Hermann Knoblauch
Vor genau einhundert Jahren erschien die erste deutsche Übersetzung von H. P. Blavatskys The Secret Doctrine – The Synthesis of Science, Religion and Philosophy – Die Geheimlehre. Umso mehr freue ich mich, dass zum Beginn des neuen Jahrhunderts und damit zum Beginn des neuen Jahrtausends erstmals wieder in Deutschland und erstmals wieder direkt von der Theosophischen Gesellschaft die Standardwerke H. P. Blavatskys Die Geheimlehre und Isis Entschleiert als Originalausgaben in deutscher Übersetzung verlegt werden konnten.

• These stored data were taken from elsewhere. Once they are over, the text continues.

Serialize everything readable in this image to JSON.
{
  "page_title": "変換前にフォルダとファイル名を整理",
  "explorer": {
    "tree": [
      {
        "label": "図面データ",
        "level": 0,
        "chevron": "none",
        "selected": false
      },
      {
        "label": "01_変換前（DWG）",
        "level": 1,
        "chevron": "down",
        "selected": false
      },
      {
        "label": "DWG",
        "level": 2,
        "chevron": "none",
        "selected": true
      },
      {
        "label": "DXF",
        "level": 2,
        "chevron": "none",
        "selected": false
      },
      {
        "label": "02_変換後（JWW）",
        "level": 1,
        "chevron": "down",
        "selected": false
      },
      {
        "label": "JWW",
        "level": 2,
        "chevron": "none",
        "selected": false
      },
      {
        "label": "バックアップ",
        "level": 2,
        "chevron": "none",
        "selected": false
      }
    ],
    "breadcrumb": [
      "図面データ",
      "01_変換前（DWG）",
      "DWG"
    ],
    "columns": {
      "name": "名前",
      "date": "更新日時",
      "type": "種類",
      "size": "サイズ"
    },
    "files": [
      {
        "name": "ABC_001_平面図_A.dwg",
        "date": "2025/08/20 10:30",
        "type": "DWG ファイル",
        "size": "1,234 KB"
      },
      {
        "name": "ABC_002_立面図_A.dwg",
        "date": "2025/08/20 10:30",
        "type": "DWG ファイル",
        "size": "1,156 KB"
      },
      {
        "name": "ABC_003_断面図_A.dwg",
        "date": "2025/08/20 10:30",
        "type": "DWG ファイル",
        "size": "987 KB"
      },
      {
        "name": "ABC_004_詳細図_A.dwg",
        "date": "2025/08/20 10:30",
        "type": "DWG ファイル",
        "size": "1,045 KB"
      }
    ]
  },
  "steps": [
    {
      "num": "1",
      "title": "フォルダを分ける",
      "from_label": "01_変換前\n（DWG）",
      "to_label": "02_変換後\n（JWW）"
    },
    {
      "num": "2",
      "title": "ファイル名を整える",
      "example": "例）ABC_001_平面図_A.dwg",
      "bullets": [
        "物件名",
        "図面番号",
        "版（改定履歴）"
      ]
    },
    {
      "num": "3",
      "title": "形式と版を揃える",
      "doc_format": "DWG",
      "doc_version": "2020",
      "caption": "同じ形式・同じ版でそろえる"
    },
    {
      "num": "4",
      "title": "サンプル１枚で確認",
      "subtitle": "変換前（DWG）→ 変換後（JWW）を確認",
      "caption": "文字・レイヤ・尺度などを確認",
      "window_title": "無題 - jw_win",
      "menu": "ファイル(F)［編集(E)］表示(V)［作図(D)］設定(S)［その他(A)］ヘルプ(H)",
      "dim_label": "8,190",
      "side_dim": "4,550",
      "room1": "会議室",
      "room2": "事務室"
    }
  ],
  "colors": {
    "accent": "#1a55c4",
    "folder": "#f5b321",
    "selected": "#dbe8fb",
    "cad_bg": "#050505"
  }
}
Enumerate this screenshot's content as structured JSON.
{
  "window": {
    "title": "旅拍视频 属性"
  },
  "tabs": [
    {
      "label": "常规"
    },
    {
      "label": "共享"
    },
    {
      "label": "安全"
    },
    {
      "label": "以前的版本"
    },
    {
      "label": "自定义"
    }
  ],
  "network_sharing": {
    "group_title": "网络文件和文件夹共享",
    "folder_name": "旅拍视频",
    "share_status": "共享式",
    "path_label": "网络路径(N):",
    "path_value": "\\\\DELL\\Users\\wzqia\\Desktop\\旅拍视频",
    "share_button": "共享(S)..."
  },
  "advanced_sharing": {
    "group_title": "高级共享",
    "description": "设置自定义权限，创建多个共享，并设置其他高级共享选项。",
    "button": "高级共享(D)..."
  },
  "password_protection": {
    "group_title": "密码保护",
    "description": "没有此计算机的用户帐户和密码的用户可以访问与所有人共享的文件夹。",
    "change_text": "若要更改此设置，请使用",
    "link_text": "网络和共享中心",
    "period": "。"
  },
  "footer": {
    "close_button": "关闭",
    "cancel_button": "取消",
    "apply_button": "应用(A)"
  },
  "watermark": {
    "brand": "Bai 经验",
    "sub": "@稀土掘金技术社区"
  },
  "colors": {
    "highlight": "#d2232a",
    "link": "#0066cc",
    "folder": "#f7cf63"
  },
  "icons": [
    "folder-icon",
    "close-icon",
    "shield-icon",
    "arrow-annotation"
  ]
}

Mit dieser Neuauflage der ersten deutschen Gesamtausgabe der Geheimlehre von 1919 erhält der deutschsprachige Leser die einzige bisher revidierte Ausgabe, die das große Verdienst des Theosophischen Verlagshauses, Leipzig, ist – eine Meisterleistung, die in den Nachwehen des ersten Weltkrieges unter schwersten Bedingungen bewältigt wurde. Änderungen waren vor allem orthografischer Art, der Inhalt blieb vollkommen unberührt. Tatsächlich macht die glänzende Übersetzungsarbeit Dr. phil. Robert Froebes jede weitere Überarbeitung zum gegenwärtigen Zeitpunkt überflüssig, sodass auch auf eine Anpassung an die neue deutsche Rechtschreibung verzichtet wurde.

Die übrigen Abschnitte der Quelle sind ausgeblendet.